Catatan yang paling penting adalah, dalam menjemput harta, jangan sekali - kali mencoba mendapatkannya dengan cara-cara yang dilarang oleh Allah SWT. Jangan sekali - kali kita mendapatkannya dari cara yang haram, dari mencuri, riba, korupsi, kolusi, nepotisme dan cara-cara yang tidak dibenarkan lainnya.
Jangan sampai waktu yang bisa kita manfaatkan untuk menjemput harta dan tahta dikalahkan oleh hal - hal diluar ibadah kita kepada Allah. Kita sangat boleh menjauhi harta dan tahta manakala kita lebih mengutamakan ibadah kepada Allah. Apabila waktu yang kita miliki lebih digunakan untuk hal yang sia - sia, lebih baik kita mencari harta dan tahta. siapa tahu harta kita nanti bisa kita wakafkan dan kita sedekahkan kepada yang lebih berhak. Sehingga amal kita menjadi bertambah banyak untuk bekal akhirat kita.
Ketika kita sudah menemukan jalan yang terbaik bagi diri kita dalam hal menjemput harta, dani hari ke hari harta kita semakin banyak, maka kita harus bisa mengatur keuangan kita. Satu hal yang pasti adalah berikan porsi yang lebih besar untuk keperluan kita di akhirat nanti, baik itu zakat, infaq, sedekah, wakaf dan lain sebagainya.
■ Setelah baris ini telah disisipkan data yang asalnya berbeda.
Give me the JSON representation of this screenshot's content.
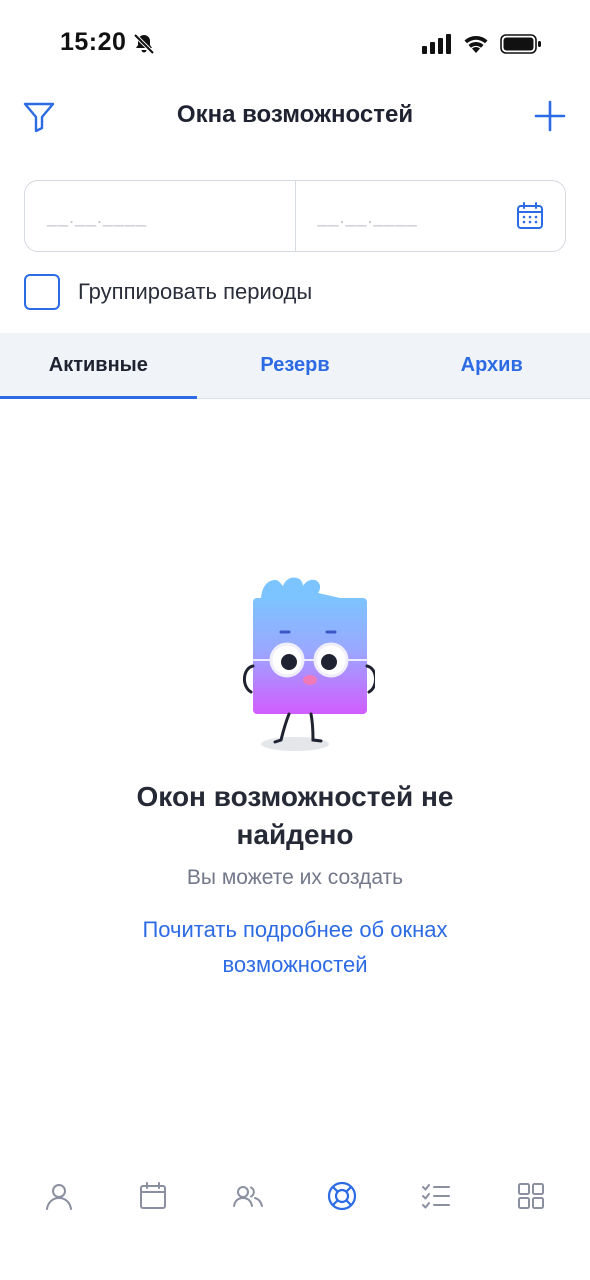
{
  "status_bar": {
    "time": "15:20",
    "icons": [
      "bell-slash-icon",
      "signal-icon",
      "wifi-icon",
      "battery-icon"
    ]
  },
  "header": {
    "title": "Окна возможностей",
    "left_icon": "filter-icon",
    "right_icon": "plus-icon"
  },
  "date_range": {
    "start_placeholder": "__.__.____",
    "end_placeholder": "__.__.____",
    "icon": "calendar-icon"
  },
  "group_periods": {
    "label": "Группировать периоды",
    "checked": false
  },
  "tabs": [
    {
      "label": "Активные",
      "active": true
    },
    {
      "label": "Резерв",
      "active": false
    },
    {
      "label": "Архив",
      "active": false
    }
  ],
  "empty_state": {
    "title": "Окон возможностей не найдено",
    "subtitle": "Вы можете их создать",
    "link": "Почитать подробнее об окнах возможностей"
  },
  "bottom_nav": [
    {
      "icon": "profile-icon",
      "active": false
    },
    {
      "icon": "calendar-icon",
      "active": false
    },
    {
      "icon": "users-icon",
      "active": false
    },
    {
      "icon": "lifebuoy-icon",
      "active": true
    },
    {
      "icon": "checklist-icon",
      "active": false
    },
    {
      "icon": "grid-icon",
      "active": false
    }
  ],
  "colors": {
    "accent": "#2d6be4",
    "text": "#1f2230",
    "muted": "#73778a",
    "nav_inactive": "#8a90a0",
    "tab_bg": "#f0f3f8"
  }
}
Jangan sampai kita memiliki target saat kita mendapatkan harta yang banyak dengan yang sifatnya foya - foya atau dihabiskan untuk hal - hal yang sebenarnya tidak kita butuhkan. Rumusnya adalah di prioritas kita saat kita memiliki harta tersebut.
Prioritas dalam manajemen keuangan seorang muslim,
1. Zakat
2. Kebutuhan Dasar
3. Infaq, Sedekah, Wakaf
4. Investasi
5. Tabungan
6. Keinginan
Jika kita bisa menempatkan prioritas dengan sebaik - baiknya, maka kita bisa memanfaatkan harta yang dititipkan kepada kita menjadi sarana bagi kita untuk mendapatkan Ridho dari Allah SWT. Kita bisa menjadikan harta menjadi senjata kita di akhirat untuk mempermudah langkah kita masuk ke dalam surga.
Ketika kita memang rumah dan kendaraan bisa membuat kta lebih beriman kepada Allah, lebih bertaqwa kepada Allah, maka usahakanlah untuk membeli rumah dan kendaraan. Investasikan dan Tabunglah uang kita agar suatu saat kelak kita bisa membeli rumah dan kendaraan dengan cara yang halal.
Hati - hati jika kita menempuh cara yang salah dalam mendapatkan sesuatu. Ekstrimnya begini, jika kita sebenarnya tidak perlu rumah, jangan beli rumah, ngontrak saja. Jika kita sebenarnya tidak perlu Kendaraan, maka jangan beli kendaraan, pakai saja kendaraan umum. Kita pasti sanggup untuk membeli rumah dan kendaraan, tinggal masalahnya mau atau nggak? kalau kita niatkan dengan sungguh - sungguh kita pasti mendapatkannya. Tetapi Jika kedua hal tersebut malah menjadikan kita sombong dan takabur, maka tinggalkanlah.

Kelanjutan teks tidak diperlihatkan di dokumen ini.